Label the tokens $1, 2, \dots, 2n$ in clockwise order in their initial position. Claim: Consider a triple $(i, j, k)$ of stones with $i<j<k$. Then in clockwise order, the ending state has these stones in the order $i, k, j$ in clockwise order. Proof. Note that the order of these stones are changed exactly $3$ times, by a swapping two of them each time. By casework on the possible swaps, it is easy to see that the resulting ordering will be $i, k, j$ or a cyclic shift of it, as claimed. Claim: In the ending state, the pairs $(k, 2n+1-k)$ have been swapped for $k=1, 2, \dots, n$. Proof. Globalize the previous claim. Claim: Let $f(k)$ denote the direction of the final move (clockwise or counterclockwise) of token $k$. Then $f(k)$ is the same for $k=1, 2, \dots, n$ and the same for $k=n+1, n+2, \dots, 2n$; $f(k) \neq f(2n+1-k)$ always. Proof. For the first part, assume otherwise. Then there exist two tokens that will land on the same vertex in the ending state (by using the previous claim), a contradiction. For the second part, we have a similar contradiction. Claim: One of the edges that had $v=\{1, 2n\}$ and $w=\{n, n+1\}$ as vertices in the initial state was never swapped. Proof. First, I claim that for each stone $x$, $x$ is swapped by exactly one of $v$ and $w$. It takes at least $2n$ moves to move $x$ from its initial position to $v$ to $w$, a contradiction. Next, I claim that one of $v$ and $w$ is never swapped. Assume otherwise. Then there exists a stone $x$ that is swapped only by $v$ and not $w$ and a stone $y$ that is swapped only by $w$ and not $v$. However, this implies that $x$ and $y$ can never be swapped, so we again have a contradiction, proving the claim. The last claim implies the problem statement, and we conclude.

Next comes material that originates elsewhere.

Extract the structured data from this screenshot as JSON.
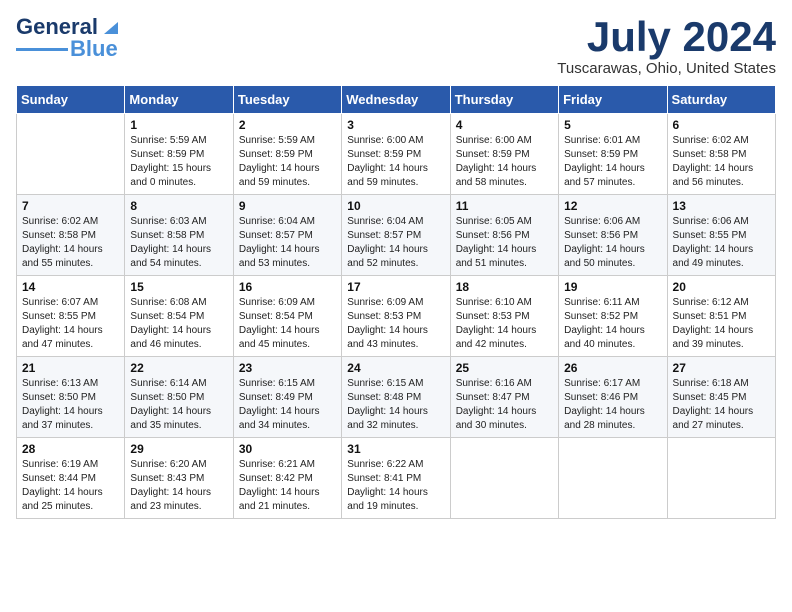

this is a problem ig Order the stones counterclockwise as $X, Y, \dots$. Now, WLOG assume that the first two stones swapped are $X$ and $Y$ such that $X$ is counterclockwise to $Y$ afterwards. Let the arc of stones (initially empty) between $X$ and $Y$ be the buffer, and the rest of the $n-2$ stones be the ground. Note that each other stone swaps with both $X$ and $Y$. If it swaps with $X$ first, call it $X$-biased. If it swaps with $Y$ first, call it $Y$-biased. Claim: $X$-biased stones and $Y$-biased stones only swap in the buffer, or after one of the stones has passed through the buffer back into the ground. Proof. If not, they would swap in the buffer, contradiction. $\blacksquare$ Thus, going counterclockwise, we have $X$, then $X$-biased vertices, then $Y$, then $Y$-biased vertices. Let $E$ be the edge between $X$ biased and $Y$-biased vertices. Claim: No swap at $E$ can occur with $X$ or $Y$. Proof. Each $X$-biased vertex moves $X$ and $Y$ both counterclockwise, each $Y$-biased moves them both clockwise. However, there isn't enough of either to make it so $X$ crosses $E$ counterclockwise or $Y$ crosses clockwise, as desired. $\blacksquare$ Claim: No other stone swaps at $E$. Proof. We first show that the swap at $E$ can't be with an $X$-biased vertex more counterclockwise or a $Y$-biased vertex more clockwise. Each $X$-biased vertex can only swap with other non $X$-biased vertices with it going counterclockwise, so the result of this. As such, by ignoring all $X$-biased vertices but one, any $X$-biased vertex must have swapped with all of the non $X$-biased vertices to get there. Then if such a swap occurs, it must be be betewen two $X$-biased vertices. However, then this means one $X$-biased vertex can't actually be $X$-biased, contradiction. The same idea works for $Y$. Then the only swap can occur if the $Y$-biased stone is counterclockwise of an $X$-biased stone at $E$. However, this contradicts their biases, so we are done. $\blacksquare$ Remark: I proved that the final configuration consists of the initial configuration but reflected. Motivationwise, this just says that after doing things, we effectively flip without going through $E$. I also watched like all of Madoka Magica and Lycoris Recoil while not solving this problem LMAO.